- Hareketimiz de, varlığımız da senin vergindir. Varlığımız umumiyetle senin icadındır. 605
- باد ما و بود ما از داد تست ** هستی ما جمله از ایجاد تست
- Yoksa varlık lezzetini gösterdin. Yok olanı kendine âşık eylemiştin!
- لذت هستی نمودی نیست را ** عاشق خود کرده بودی نیست را
- O in’am ve ihsanın lezzetini... Mezeyi, şarabı ve kadehi esirgeme!
- لذت انعام خود را وامگیر ** نقل و باده و جام خود را وامگیر
- Esirgersen kim arayıp tarıyabilir? Nakış nakkaşla nasıl mücadele eder?

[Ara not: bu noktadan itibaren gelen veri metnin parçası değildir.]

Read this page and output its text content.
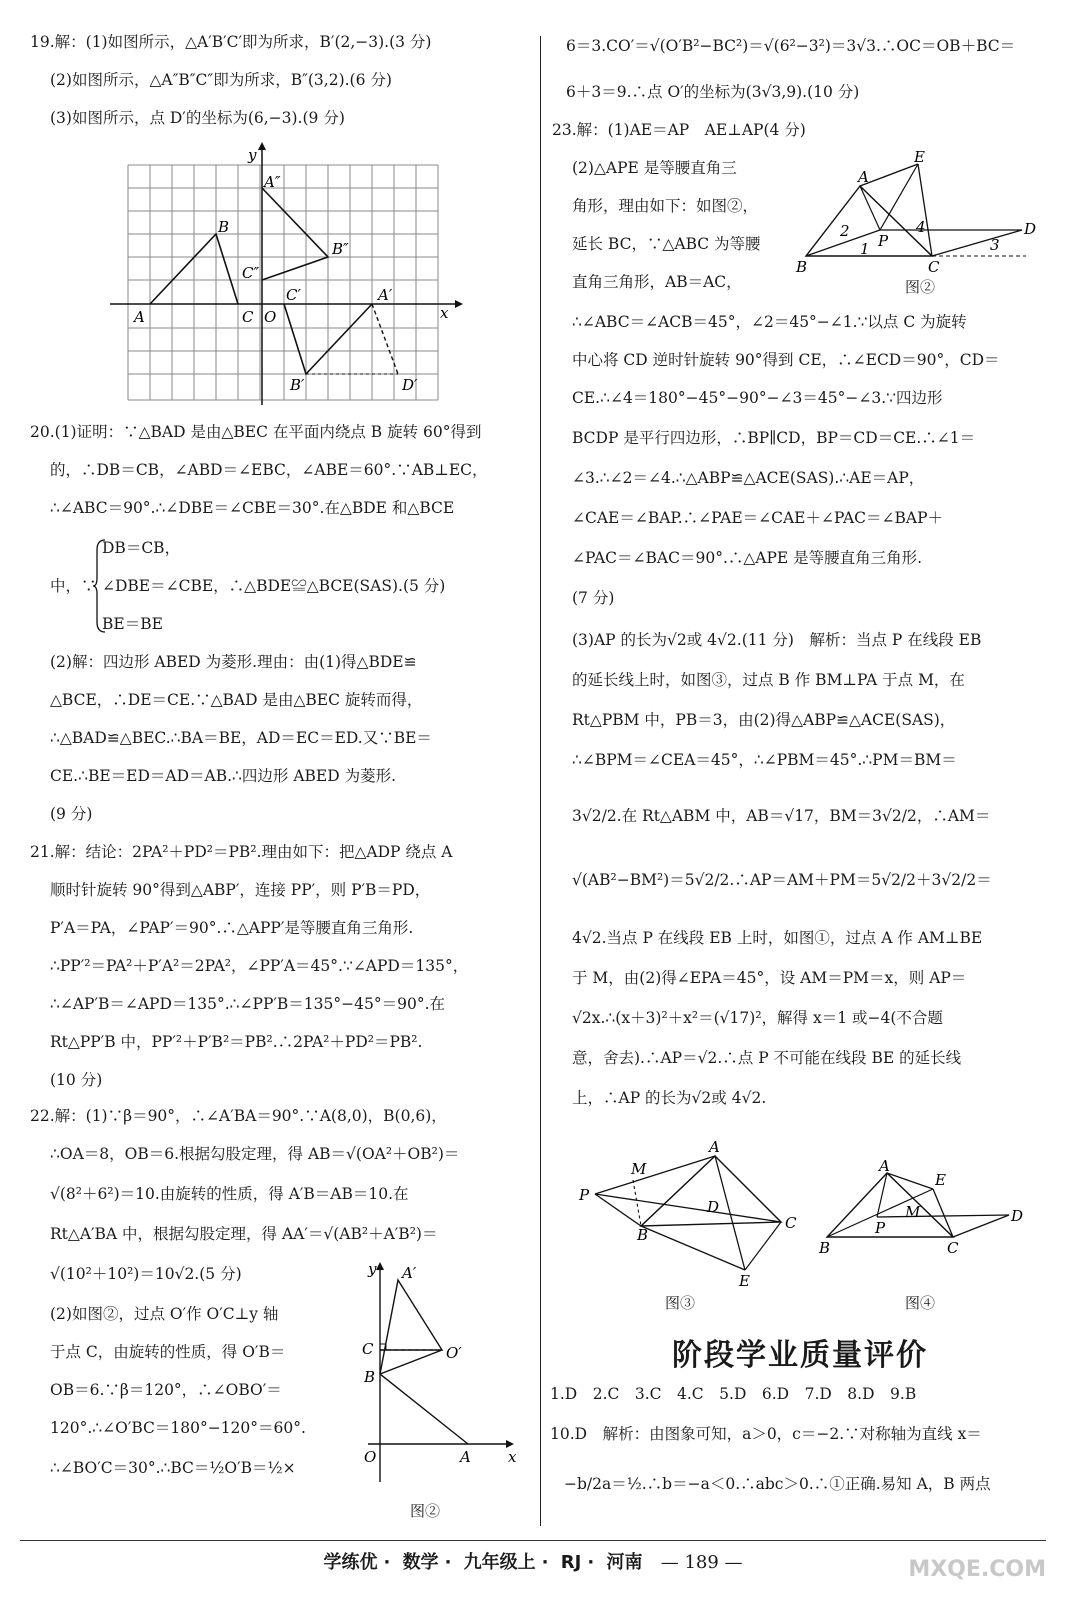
19.解：(1)如图所示，△A′B′C′即为所求，B′(2,−3).(3 分)
(2)如图所示，△A″B″C″即为所求，B″(3,2).(6 分)
(3)如图所示，点 D′的坐标为(6,−3).(9 分)
y
x
A″
B″
C″
B
A	C O
C′	A′
B′	D′
20.(1)证明：∵△BAD 是由△BEC 在平面内绕点 B 旋转 60°得到
的，∴DB＝CB，∠ABD＝∠EBC，∠ABE＝60°.∵AB⊥EC，
∴∠ABC＝90°.∴∠DBE＝∠CBE＝30°.在△BDE 和△BCE
DB＝CB，
中，∵ ∠DBE＝∠CBE，∴△BDE≌△BCE(SAS).(5 分)
BE＝BE
(2)解：四边形 ABED 为菱形.理由：由(1)得△BDE≌
△BCE，∴DE＝CE.∵△BAD 是由△BEC 旋转而得，
∴△BAD≌△BEC.∴BA＝BE，AD＝EC＝ED.又∵BE＝
CE.∴BE＝ED＝AD＝AB.∴四边形 ABED 为菱形.
(9 分)
21.解：结论：2PA²＋PD²＝PB².理由如下：把△ADP 绕点 A
顺时针旋转 90°得到△ABP′，连接 PP′，则 P′B＝PD，
P′A＝PA，∠PAP′＝90°.∴△APP′是等腰直角三角形.
∴PP′²＝PA²＋P′A²＝2PA²，∠PP′A＝45°.∵∠APD＝135°，
∴∠AP′B＝∠APD＝135°.∴∠PP′B＝135°−45°＝90°.在
Rt△PP′B 中，PP′²＋P′B²＝PB².∴2PA²＋PD²＝PB².
(10 分)
22.解：(1)∵β＝90°，∴∠A′BA＝90°.∵A(8,0)，B(0,6)，
∴OA＝8，OB＝6.根据勾股定理，得 AB＝√(OA²＋OB²)＝
√(8²＋6²)＝10.由旋转的性质，得 A′B＝AB＝10.在
Rt△A′BA 中，根据勾股定理，得 AA′＝√(AB²＋A′B²)＝
√(10²＋10²)＝10√2.(5 分)
(2)如图②，过点 O′作 O′C⊥y 轴
于点 C，由旋转的性质，得 O′B＝
OB＝6.∵β＝120°，∴∠OBO′＝
120°.∴∠O′BC＝180°−120°＝60°.
∴∠BO′C＝30°.∴BC＝½O′B＝½×
y A′
C	O′
B
O	A x
图②
6＝3.CO′＝√(O′B²−BC²)＝√(6²−3²)＝3√3.∴OC＝OB＋BC＝
6＋3＝9.∴点 O′的坐标为(3√3,9).(10 分)
23.解：(1)AE＝AP　AE⊥AP(4 分)
(2)△APE 是等腰直角三
角形，理由如下：如图②，
延长 BC，∵△ABC 为等腰
直角三角形，AB＝AC，
∴∠ABC＝∠ACB＝45°，∠2＝45°−∠1.∵以点 C 为旋转
中心将 CD 逆时针旋转 90°得到 CE，∴∠ECD＝90°，CD＝
CE.∴∠4＝180°−45°−90°−∠3＝45°−∠3.∵四边形
BCDP 是平行四边形，∴BP∥CD，BP＝CD＝CE.∴∠1＝
∠3.∴∠2＝∠4.∴△ABP≌△ACE(SAS).∴AE＝AP，
∠CAE＝∠BAP.∴∠PAE＝∠CAE＋∠PAC＝∠BAP＋
∠PAC＝∠BAC＝90°.∴△APE 是等腰直角三角形.
(7 分)
(3)AP 的长为√2或 4√2.(11 分)　解析：当点 P 在线段 EB
的延长线上时，如图③，过点 B 作 BM⊥PA 于点 M，在
Rt△PBM 中，PB＝3，由(2)得△ABP≌△ACE(SAS)，
∴∠BPM＝∠CEA＝45°，∴∠PBM＝45°.∴PM＝BM＝
3√2/2.在 Rt△ABM 中，AB＝√17，BM＝3√2/2，∴AM＝
√(AB²−BM²)＝5√2/2.∴AP＝AM＋PM＝5√2/2＋3√2/2＝
4√2.当点 P 在线段 EB 上时，如图①，过点 A 作 AM⊥BE
于 M，由(2)得∠EPA＝45°，设 AM＝PM＝x，则 AP＝
√2x.∴(x＋3)²＋x²＝(√17)²，解得 x＝1 或−4(不合题
意，舍去).∴AP＝√2.∴点 P 不可能在线段 BE 的延长线
上，∴AP 的长为√2或 4√2.
A
E
2
P
4	D
1	3
B	C
图②
M
A
P
D
C
B
E
图③
A
E
M
P
D
B	C
图④
阶段学业质量评价
1.D　2.C　3.C　4.C　5.D　6.D　7.D　8.D　9.B
10.D　解析：由图象可知，a＞0，c＝−2.∵对称轴为直线 x＝
−b/2a＝½.∴b＝−a＜0.∴abc＞0.∴①正确.易知 A，B 两点
学练优 · 数学 · 九年级上 · RJ · 河南 — 189 —	MXQE.COM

- ور بگیری کیت جستجو کند ** نقش با نقاش چون نیرو کند
- Bize, bizim ef’alimize bakma; kendi ikramına, kendi cömertliğine bak!
- منگر اندر ما، مکن در ما نظر ** اندر اکرام و سخای خود نگر
- Biz yoktuk, mücadelemiz de yoktu. Senin lütfun bizim söylenmemiş sırlarımızı da işitiyordu. 610
- ما نبودیم و تقاضامان نبود ** لطف تو ناگفتهی ما میشنود
- Nakış, nakkaşın ve kaleminin huzurunda ama karnındaki çocuk gibi âciz ve eli bağlıdır.

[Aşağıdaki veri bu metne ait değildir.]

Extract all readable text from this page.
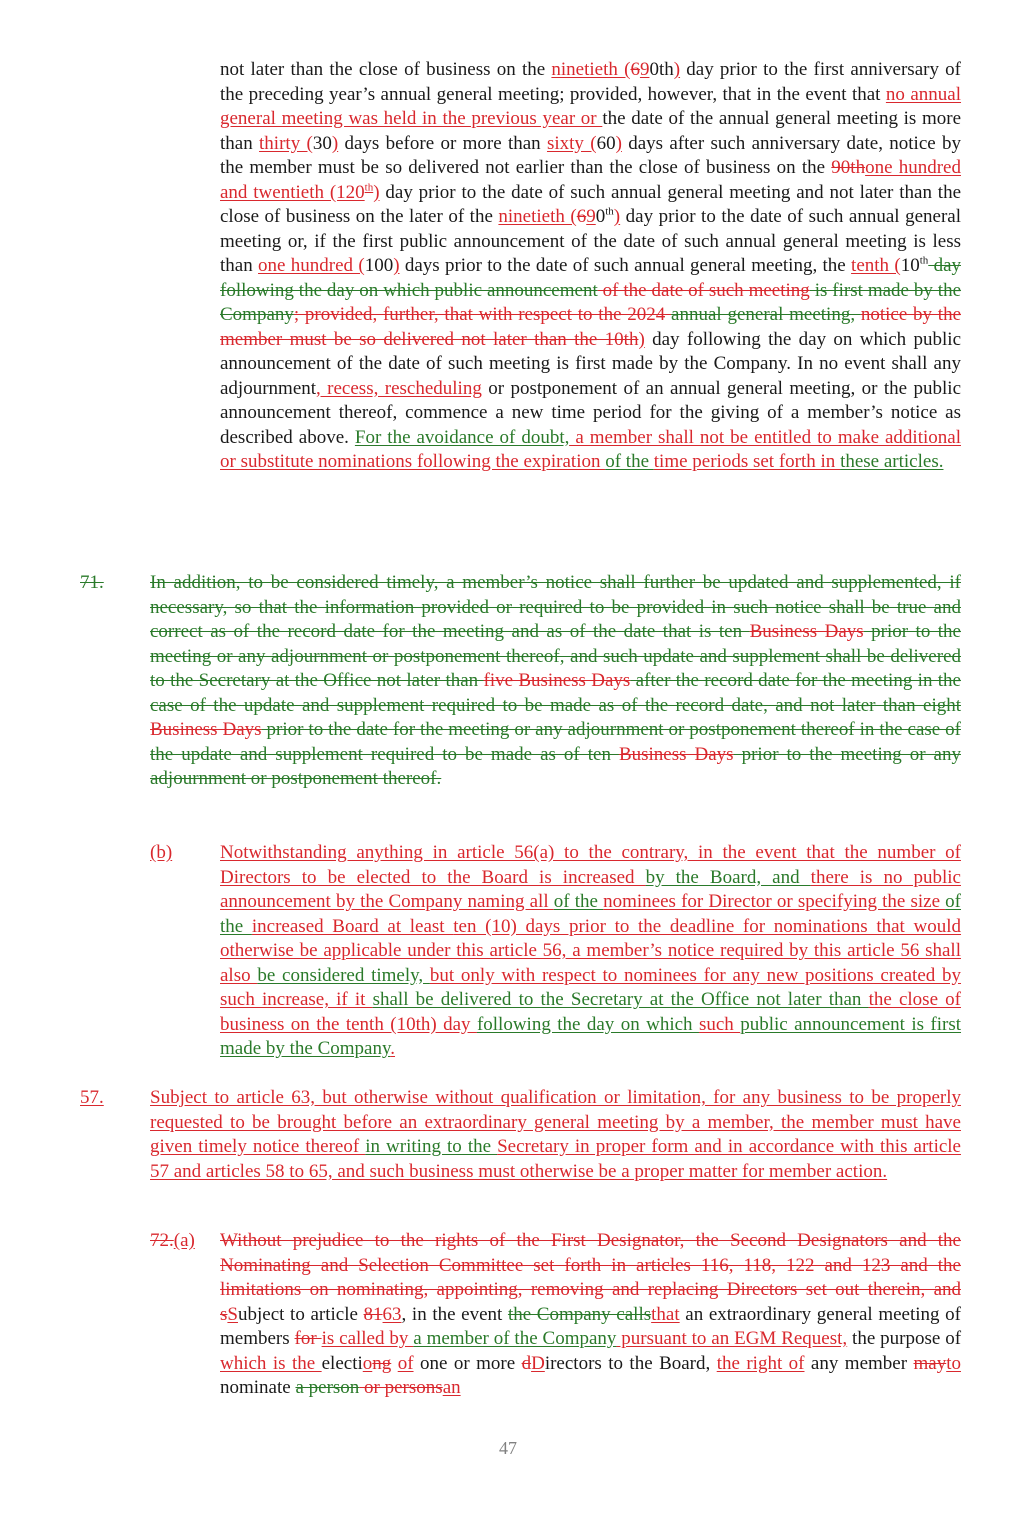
not later than the close of business on the ninetieth (690th) day prior to the first anniversary of the preceding year’s annual general meeting; provided, however, that in the event that no annual general meeting was held in the previous year or the date of the annual general meeting is more than thirty (30) days before or more than sixty (60) days after such anniversary date, notice by the member must be so delivered not earlier than the close of business on the 90thone hundred and twentieth (120th) day prior to the date of such annual general meeting and not later than the close of business on the later of the ninetieth (690th) day prior to the date of such annual general meeting or, if the first public announcement of the date of such annual general meeting is less than one hundred (100) days prior to the date of such annual general meeting, the tenth (10th day following the day on which public announcement of the date of such meeting is first made by the Company; provided, further, that with respect to the 2024 annual general meeting, notice by the member must be so delivered not later than the 10th) day following the day on which public announcement of the date of such meeting is first made by the Company. In no event shall any adjournment, recess, rescheduling or postponement of an annual general meeting, or the public announcement thereof, commence a new time period for the giving of a member’s notice as described above. For the avoidance of doubt, a member shall not be entitled to make additional or substitute nominations following the expiration of the time periods set forth in these articles.

71. In addition, to be considered timely, a member’s notice shall further be updated and supplemented, if necessary, so that the information provided or required to be provided in such notice shall be true and correct as of the record date for the meeting and as of the date that is ten Business Days prior to the meeting or any adjournment or postponement thereof, and such update and supplement shall be delivered to the Secretary at the Office not later than five Business Days after the record date for the meeting in the case of the update and supplement required to be made as of the record date, and not later than eight Business Days prior to the date for the meeting or any adjournment or postponement thereof in the case of the update and supplement required to be made as of ten Business Days prior to the meeting or any adjournment or postponement thereof.

(b)	Notwithstanding anything in article 56(a) to the contrary, in the event that the number of Directors to be elected to the Board is increased by the Board, and there is no public announcement by the Company naming all of the nominees for Director or specifying the size of the increased Board at least ten (10) days prior to the deadline for nominations that would otherwise be applicable under this article 56, a member’s notice required by this article 56 shall also be considered timely, but only with respect to nominees for any new positions created by such increase, if it shall be delivered to the Secretary at the Office not later than the close of business on the tenth (10th) day following the day on which such public announcement is first made by the Company.

57. Subject to article 63, but otherwise without qualification or limitation, for any business to be properly requested to be brought before an extraordinary general meeting by a member, the member must have given timely notice thereof in writing to the Secretary in proper form and in accordance with this article 57 and articles 58 to 65, and such business must otherwise be a proper matter for member action.

72.(a) Without prejudice to the rights of the First Designator, the Second Designators and the Nominating and Selection Committee set forth in articles 116, 118, 122 and 123 and the limitations on nominating, appointing, removing and replacing Directors set out therein, and sSubject to article 8163, in the event the Company callsthat an extraordinary general meeting of members for is called by a member of the Company pursuant to an EGM Request, the purpose of which is the electiong of one or more dDirectors to the Board, the right of any member mayto nominate a person or personsan

47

- نقش باشد پیش نقاش و قلم ** عاجز و بسته چو کودک در شکم
- Kudret huzurunda bütün âlem mahlûkları, iğne önünde gergef gibi âcizdir.
- پیش قدرت خلق جمله بارگه ** عاجزان چون پیش سوزن کارگه
- Kudret gergefe bazen şeytan resmi, bazen insan resmi işler; gâh neşe, gâh keder nakşeder.
- گاه نقشش دیو و گه آدم کند ** گاه نقشش شادی و گه غم کند
- Gergefin eli yok ki onu def’ için kımıldatsın; dili yok ki fayda, zarar hususunda ses çıkarsın.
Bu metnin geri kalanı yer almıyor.